Dans un monde traversé par les conflits, la question de la paix résonne avec une intensité particulière pour les militaires. Dans ce contexte, la présence de la délégation camerounaise au Pèlerinage Militaire International (PMI) de Lourdes résonne d’une manière particulière. Depuis plusieurs années, leur pays est confronté à des violences multiples : terrorisme de Boko Haram dans l’Extrême-Nord, tensions séparatistes dans les régions anglophones, fractures sociales et crise de confiance politique. Quelques semaines après la visite du pape Léon XIV au Cameroun, et ses appels appuyés à la paix, au dialogue et à la réconciliation à Bamenda et Douala, le colonel Thierry de l’Etat-major de l’armée de terre camerounaise et chef de la délégation camerounaise au PMI, revient pour Aleteia sur la quête de paix de son pays et l’élan insufflé par la visite du Saint-Père.
Aleteia : Le Cameroun participe au Pèlerinage Militaire International depuis 2022. Que représente pour vous ce rendez-vous à Lourdes ?
Colonel Thierry : Le Pèlerinage Militaire International est très important pour notre pays. Le Cameroun est un État laïc, mais profondément marqué par une tradition chrétienne et par une culture du vivre-ensemble. Pour nous, cette rencontre a donc une portée à la fois spirituelle et humaine.
Aleteia
Personnellement, en tant que catholique, je vis ce PMI avec beaucoup de plaisir. Ce pèlerinage représente une grande fraternité entre les armées du monde. C’est un temps de recueillement, de ressourcement et de partage, qui permet de dépasser les frontières et les différences pour se retrouver autour d’une même aspiration à la paix.
Le Cameroun traverse aujourd’hui plusieurs défis sécuritaires et sociaux. Dans ce contexte, qu’est-ce qui vous donne de l’espérance pour construire une paix durable ?
Le Cameroun est un pays en construction permanente. On l’appelle souvent “l’Afrique en miniature” en raison de sa diversité culturelle, linguistique et géographique, ainsi que de ses nombreuses richesses. Comme beaucoup d’autres nations dans le monde, nous sommes confrontés à des difficultés sécuritaires et sociales qui ne sont ni uniques ni atypiques.
Le Cameroun se bat avec les autorités en place pour essayer de les résorber. Malgré ces épreuves, notre pays est un pays béni qui a déjà reçu la visite de trois papes : Jean Paul II en 1985 et en 1995 ; Benoît XVI en 2009 ; et dernièrement le pape Léon XIV.

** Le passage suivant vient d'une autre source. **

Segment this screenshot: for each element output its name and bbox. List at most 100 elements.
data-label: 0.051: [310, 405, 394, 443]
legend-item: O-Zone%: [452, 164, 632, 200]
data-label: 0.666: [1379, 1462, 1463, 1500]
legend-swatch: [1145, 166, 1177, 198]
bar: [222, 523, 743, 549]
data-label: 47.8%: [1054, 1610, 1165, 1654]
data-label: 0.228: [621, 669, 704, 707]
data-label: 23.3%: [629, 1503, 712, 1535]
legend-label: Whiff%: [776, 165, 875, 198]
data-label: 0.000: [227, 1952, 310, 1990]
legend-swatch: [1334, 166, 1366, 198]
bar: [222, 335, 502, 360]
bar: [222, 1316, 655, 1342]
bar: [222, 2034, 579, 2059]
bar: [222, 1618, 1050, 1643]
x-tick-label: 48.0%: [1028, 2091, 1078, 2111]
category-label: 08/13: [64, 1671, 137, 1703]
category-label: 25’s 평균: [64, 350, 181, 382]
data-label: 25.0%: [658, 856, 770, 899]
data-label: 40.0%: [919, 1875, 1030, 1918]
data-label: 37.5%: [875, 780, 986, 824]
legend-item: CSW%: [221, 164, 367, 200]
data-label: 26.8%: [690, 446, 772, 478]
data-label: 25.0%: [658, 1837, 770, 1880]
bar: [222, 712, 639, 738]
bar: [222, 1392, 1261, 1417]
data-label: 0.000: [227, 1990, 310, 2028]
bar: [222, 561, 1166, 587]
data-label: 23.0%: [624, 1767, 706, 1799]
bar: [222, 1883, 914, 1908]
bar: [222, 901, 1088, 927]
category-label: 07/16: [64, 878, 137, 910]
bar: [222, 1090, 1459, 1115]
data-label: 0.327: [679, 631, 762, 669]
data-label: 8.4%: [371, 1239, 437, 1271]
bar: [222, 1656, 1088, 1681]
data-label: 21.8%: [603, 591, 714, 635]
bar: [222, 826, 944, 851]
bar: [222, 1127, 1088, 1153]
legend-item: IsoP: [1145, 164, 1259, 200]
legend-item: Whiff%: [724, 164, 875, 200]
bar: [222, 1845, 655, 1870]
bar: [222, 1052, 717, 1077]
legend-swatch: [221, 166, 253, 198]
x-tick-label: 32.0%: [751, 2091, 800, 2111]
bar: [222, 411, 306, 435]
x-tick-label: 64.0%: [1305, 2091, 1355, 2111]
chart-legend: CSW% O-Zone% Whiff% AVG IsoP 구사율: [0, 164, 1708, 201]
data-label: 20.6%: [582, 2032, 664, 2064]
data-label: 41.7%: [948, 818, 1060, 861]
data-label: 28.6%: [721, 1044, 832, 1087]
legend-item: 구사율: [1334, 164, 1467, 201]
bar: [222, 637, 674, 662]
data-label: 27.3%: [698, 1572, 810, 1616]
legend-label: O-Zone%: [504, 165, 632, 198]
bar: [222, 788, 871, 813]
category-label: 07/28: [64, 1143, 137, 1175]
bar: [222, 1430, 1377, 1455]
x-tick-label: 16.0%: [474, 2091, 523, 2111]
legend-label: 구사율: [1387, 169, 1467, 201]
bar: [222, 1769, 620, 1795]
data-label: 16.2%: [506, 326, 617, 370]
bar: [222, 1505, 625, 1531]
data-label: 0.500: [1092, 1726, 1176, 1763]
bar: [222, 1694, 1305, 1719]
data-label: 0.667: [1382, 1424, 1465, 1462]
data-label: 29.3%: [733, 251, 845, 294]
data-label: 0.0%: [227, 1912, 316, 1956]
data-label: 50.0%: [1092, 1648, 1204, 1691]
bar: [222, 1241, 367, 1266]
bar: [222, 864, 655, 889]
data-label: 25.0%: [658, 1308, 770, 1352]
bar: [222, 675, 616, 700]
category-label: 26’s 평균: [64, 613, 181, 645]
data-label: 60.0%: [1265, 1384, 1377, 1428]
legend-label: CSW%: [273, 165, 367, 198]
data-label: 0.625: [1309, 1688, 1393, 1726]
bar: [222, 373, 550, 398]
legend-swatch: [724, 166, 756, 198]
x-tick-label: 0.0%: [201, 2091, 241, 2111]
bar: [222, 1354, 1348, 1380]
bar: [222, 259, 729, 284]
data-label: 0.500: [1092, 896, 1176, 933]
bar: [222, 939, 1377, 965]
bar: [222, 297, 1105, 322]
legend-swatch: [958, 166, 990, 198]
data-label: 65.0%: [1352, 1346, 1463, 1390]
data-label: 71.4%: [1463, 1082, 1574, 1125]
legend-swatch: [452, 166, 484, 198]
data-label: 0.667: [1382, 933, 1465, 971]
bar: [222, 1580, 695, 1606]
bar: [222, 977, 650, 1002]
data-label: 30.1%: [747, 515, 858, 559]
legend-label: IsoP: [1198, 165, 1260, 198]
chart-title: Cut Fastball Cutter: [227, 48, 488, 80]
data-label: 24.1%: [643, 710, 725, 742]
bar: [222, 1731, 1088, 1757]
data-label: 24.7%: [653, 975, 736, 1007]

Justement, après les paroles fortes du Pape sur la paix et le dialogue, avez-vous senti naître un nouvel élan dans votre pays ?
Oui, totalement ! Notre pays est épris de paix et de fraternité. La paix est notre motivation principale, c’est ce vers quoi nous tendons, derrière notre chef de l’État et l’ensemble des institutions du pays.
DANIEL BELOUMOU OLOMO | AFP
À Lourdes, nous avons porté dans la prière notre pays et nos familles, en communion avec toutes les autres communautés militaires. Nous espérons qu’elles porteront leurs fruits, non seulement pour le Cameroun, mais aussi pour le monde entier, qui fait aujourd’hui face à de nombreuses menaces et tensions. Plus que jamais, nous devons œuvrer ensemble pour la paix.